Example 8 A polycarbonate resin and a flame retardant (compound A, compound B, comparative compound RDP) were melt-kneaded, and the resulting mixture was applied to a thickness of 1.2.
mm test pieces were prepared. Table 4 shows the phosphorus content of this test piece and the results of a vertical burn test of UL-94.

[0054]

[Table 4]

Example 9 Polycarbonate resin (PC), ABS resin and flame retardant (compound A, compound B, comparative compound RDP)
After kneading at ℃, a test piece having a thickness of 1.2 mm was prepared.
Table 5 shows the results of UL-94 vertical combustion tests performed on the test pieces.

[0056]

[Table 5]

Example 10 A modified PPE resin (HIPS / PPE = 74/26) and a flame retardant (compound A, compound B, comparative compound TPP (triphenyl phosphate)) were kneaded at 230 ° C.
A test piece having a thickness of 1.2 mm was prepared. Table 6 shows the results of the UL-94 vertical combustion test performed on this test piece.

[0058]

[Table 6]

Example 11 75 g of a styrene-acrylonitrile (SAN) resin composed of 75% by weight of styrene and 25% by weight of acrylonitrile
After adding 25 g of a flame retardant (compound D, comparative compound TPP) to the mixture, the mixture was kneaded at 230 ° C., and a test piece having a length of 100 mm, a width of 6.5 mm, and a thickness of 3.0 mm was prepared. About this test piece, JIS-K7201 (Oxygen Index method)
A combustion test was performed. The OI (oxygen index) when compound D was used as the flame retardant was 29.5, and the OI when TPP was used as the flame retardant was 24.1. This indicates that Compound D has an excellent flame retardant effect.

[0060]

The phosphorus compound of the present invention has a low bleed when incorporated into a resin, and has excellent flame retardancy and thermal stability.

[Brief description of the drawings]

FIG. 1 is an IR chart of Compound A obtained in Example 1.

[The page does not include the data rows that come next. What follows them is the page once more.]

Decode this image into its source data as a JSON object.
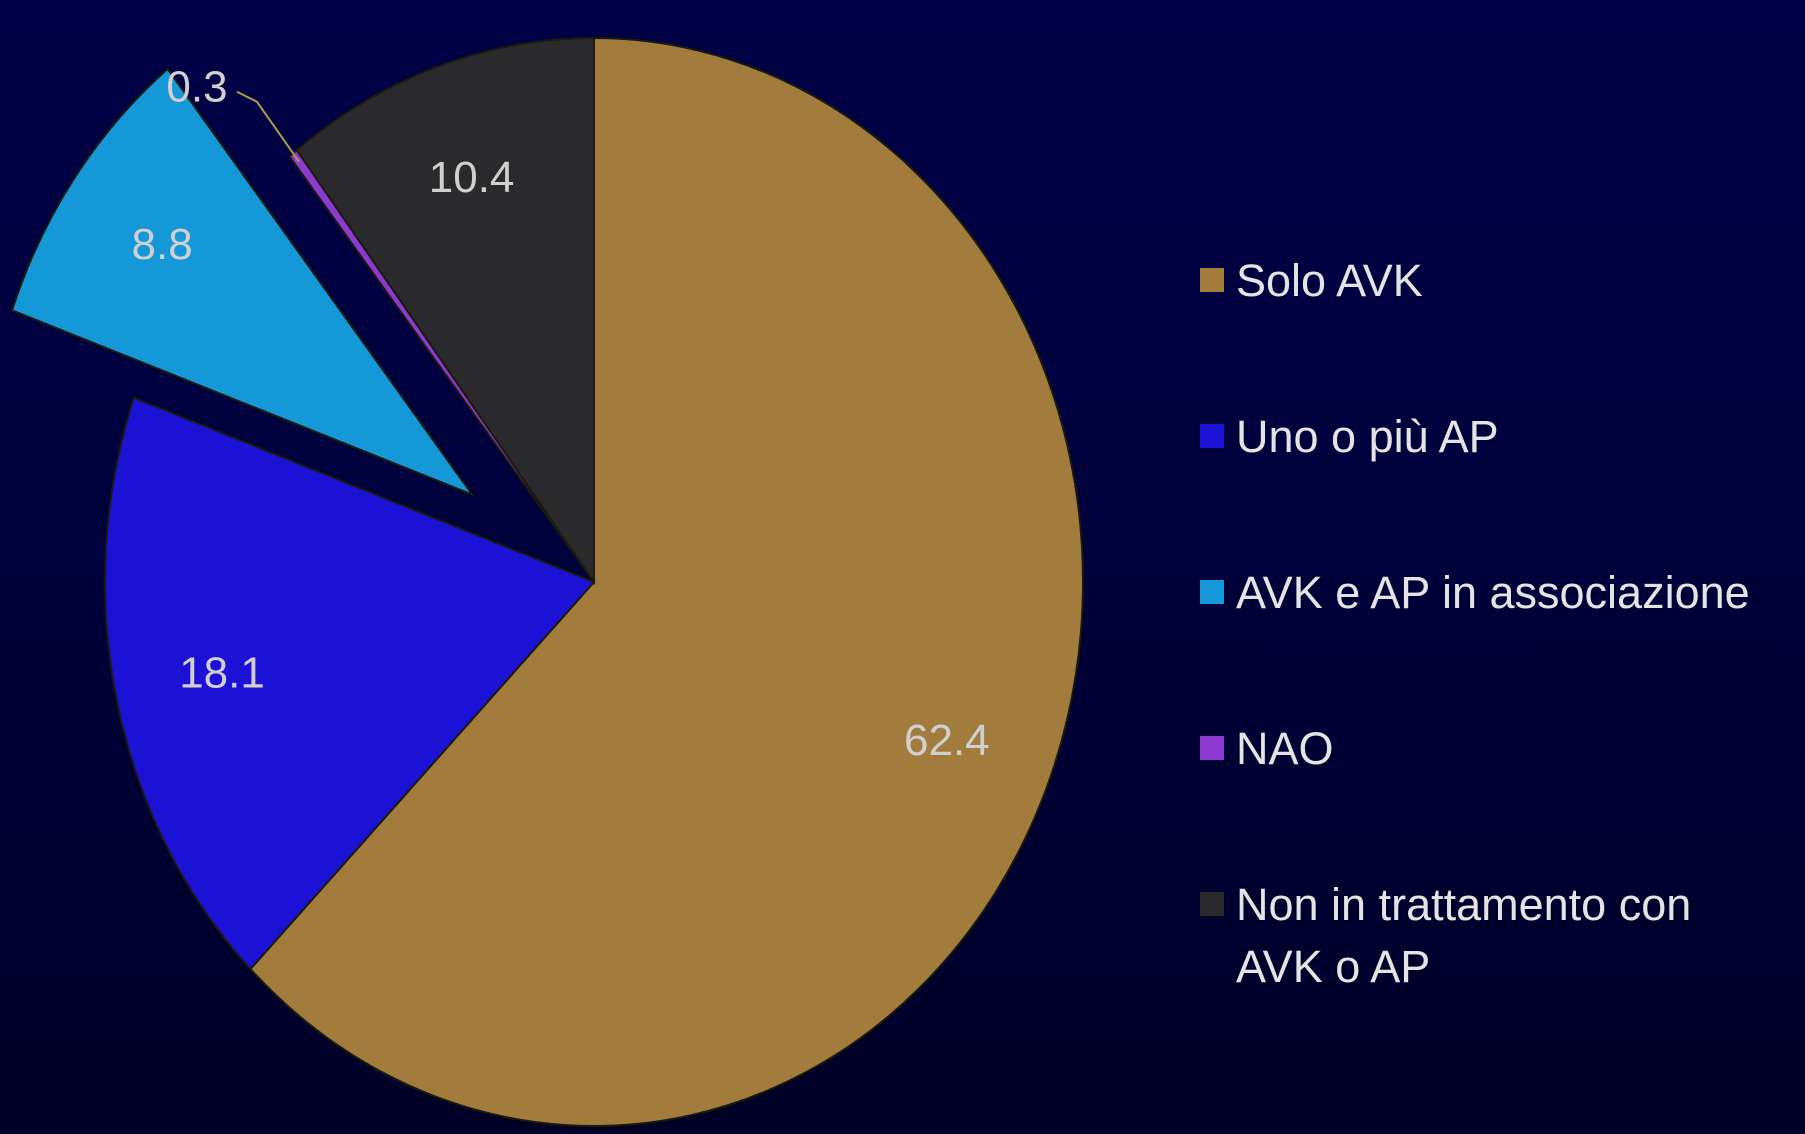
{
  "chart_data": {
    "type": "pie",
    "categories": [
      "Solo AVK",
      "Uno o più AP",
      "AVK e AP in associazione",
      "NAO",
      "Non in trattamento con AVK o AP"
    ],
    "values": [
      62.4,
      18.1,
      8.8,
      0.3,
      10.4
    ],
    "colors": [
      "#a27c3c",
      "#1c12d6",
      "#1598d8",
      "#8c3ad2",
      "#2a2a2c"
    ],
    "exploded": [
      false,
      false,
      true,
      false,
      false
    ],
    "legend": "right"
  }
}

FIG. 2 is an IR chart of Compound B obtained in Example 2.

FIG. 3 is an IR chart of Compound C obtained in Example 3.

FIG. 4 is an IR chart of Compound D obtained in Example 4.

──────────────────────────────────────────────────続 き Continued on the front page (51) Int.Cl. ⁷ Identification symbol FI Theme coat ゛ (Reference) C09K 21/12 C09K 21/12 21/14 21/14 F-term (Reference) 4H028 AA35 AA46 BA06 4H050 AB80 BA51 BA92 BB11 BB12 BC10 WA15 WA23 4J002 BB031 BB121 BC031 BC041 BC061 BG041 BG051 BG061 BL011 BN141 BN151 CD001 CE001 CF061 CF071 CF081 CG001 CH071 CK021 CL001 CQ012 EW136 FD130 FD132 FD136 4J030 CA01

Claims (3)

[Claims] 1. A compound of the general formula (1) (Wherein, R represents a hydrogen atom, an alkyl group having 1 to 9 carbon atoms or a hydroxyl group, X represents a mononuclear aromatic group or a polynuclear aromatic group. M is an integer of 1 to 20, n is 0 to 20) The integer q
Is 1 or 2. A) a phosphorus compound represented by 2. A flame retardant comprising the phosphorus compound according to claim 1 as an active ingredient. 3. A flame-retardant resin composition containing a resin and the phosphorus compound according to claim 1.